2020 producer Guy Carrington said: “Someone joked (an idea) in a meeting, but it always bothered us, so this is the best way to do it. I decided that ‘there was one. “Emmy Award.
This year, around 500 applicants and guests will gather under a charming tent in downtown Los Angeles to take precautions for COVID-19, including vaccine needs and testing. While there are celebrities among the presenters like Angela Bassett, Michael Douglas, Dolly Parton, and Awkwafina, at least one star, Jennifer Aniston, has been outspoken about staying away from virus issues.
Reginald Hudlin and Ian Stewart, executive producers of television shows, said they took the opportunity to reduce attendance.
Instead of being trapped in a theater seat, guests are encouraged to sit at the table and witness and interact with what feels like an oversized dinner party where drinks and snacks are allowed.
“It’s a celebration for the industry to come and sit down together and meet,” said Stewart.
Hello, is there anyone?
Awards, from Oscars to Grammy Awards, have steadily declined in recent years, entering a new depth during the pandemic.

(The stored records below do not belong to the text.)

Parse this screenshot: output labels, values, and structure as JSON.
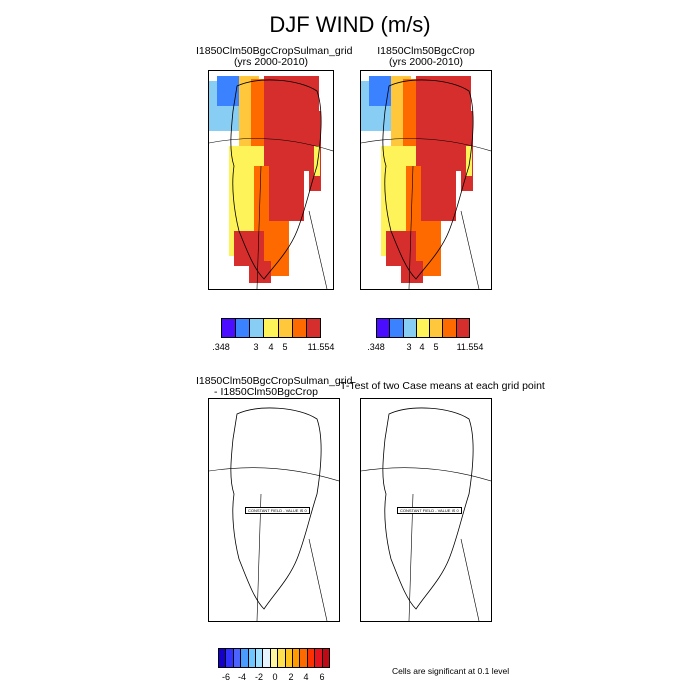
{
  "title": "DJF WIND (m/s)",
  "panels": {
    "p1": {
      "title1": "I1850Clm50BgcCropSulman_grid",
      "title2": "(yrs 2000-2010)"
    },
    "p2": {
      "title1": "I1850Clm50BgcCrop",
      "title2": "(yrs 2000-2010)"
    },
    "p3": {
      "title1": "I1850Clm50BgcCropSulman_grid",
      "title2": "- I1850Clm50BgcCrop",
      "box": "CONSTANT FIELD - VALUE IS 0"
    },
    "p4": {
      "title1": "T-Test of two Case means at each grid point",
      "box": "CONSTANT FIELD - VALUE IS 0"
    }
  },
  "colorbar_top": {
    "colors": [
      "#4b0dff",
      "#3a82ff",
      "#87cdf4",
      "#fff35a",
      "#ffc83c",
      "#ff6a00",
      "#d62d2d"
    ],
    "labels": [
      ".348",
      "3",
      "4",
      "5",
      "11.554"
    ]
  },
  "colorbar_bottom": {
    "colors": [
      "#1400c8",
      "#3232ff",
      "#4b64ff",
      "#4a9bff",
      "#6ec8ff",
      "#a0e1ff",
      "#e6f5ff",
      "#fff5a0",
      "#ffe050",
      "#ffc41e",
      "#ff9a00",
      "#ff6a00",
      "#ff3000",
      "#e6141e",
      "#be0a14"
    ],
    "labels": [
      "-6",
      "-4",
      "-2",
      "0",
      "2",
      "4",
      "6"
    ]
  },
  "note": "Cells are significant at 0.1 level"
}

Despite the praise of the TV show we dated in COVID darkness, we were not exempt from the Emmy Awards.
According to Nielsen, last year’s TV shows plummeted to an additional 6.1 million viewers after hitting a record high of just under 7 million in 2019.
Some of them are just overload of awards, with dime rituals starting with major ceremonies celebrating their 73rd birthday on Sunday, like the Oscar Grande Dam at 94 and the Emmy Awards.

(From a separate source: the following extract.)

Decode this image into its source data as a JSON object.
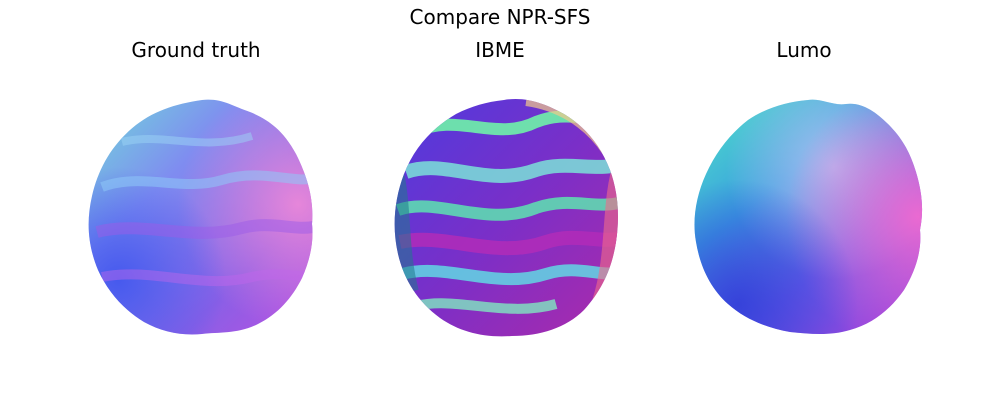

Then comes the duration of the show. A television broadcast casual three-hour, including commercials, was expected and tolerated in the old world of television. With the new ones, viewers tend to be free to check out the highlights of the event online.
But as Hadrin sees, social media can take as well as give.
“If you want to put on a successful show, people say, ‘Oh, are you watching an Emmy? Mr. Hadlin says, “It’s kinda cool,” so all of a sudden people come in. Because he says, “Yeah, that’s crazy.”
Details were obscured, but the music was playing. Reggie Watts, the conductor of “The Late Show with James Corden”, is the night DJ.
Event producers may not be familiar with cable TV and streaming niche shows, especially those who prefer network shows like ABC’s Grey’s Anatomy and CBS’s The Neighborhood. I also recognize. The latter is played by Cedric the Entertainer, the host of the Emmy Awards.
“We sought presenters from many well-known actors, actresses and mainstream people in the industry to reflect popular television,” said Stewart.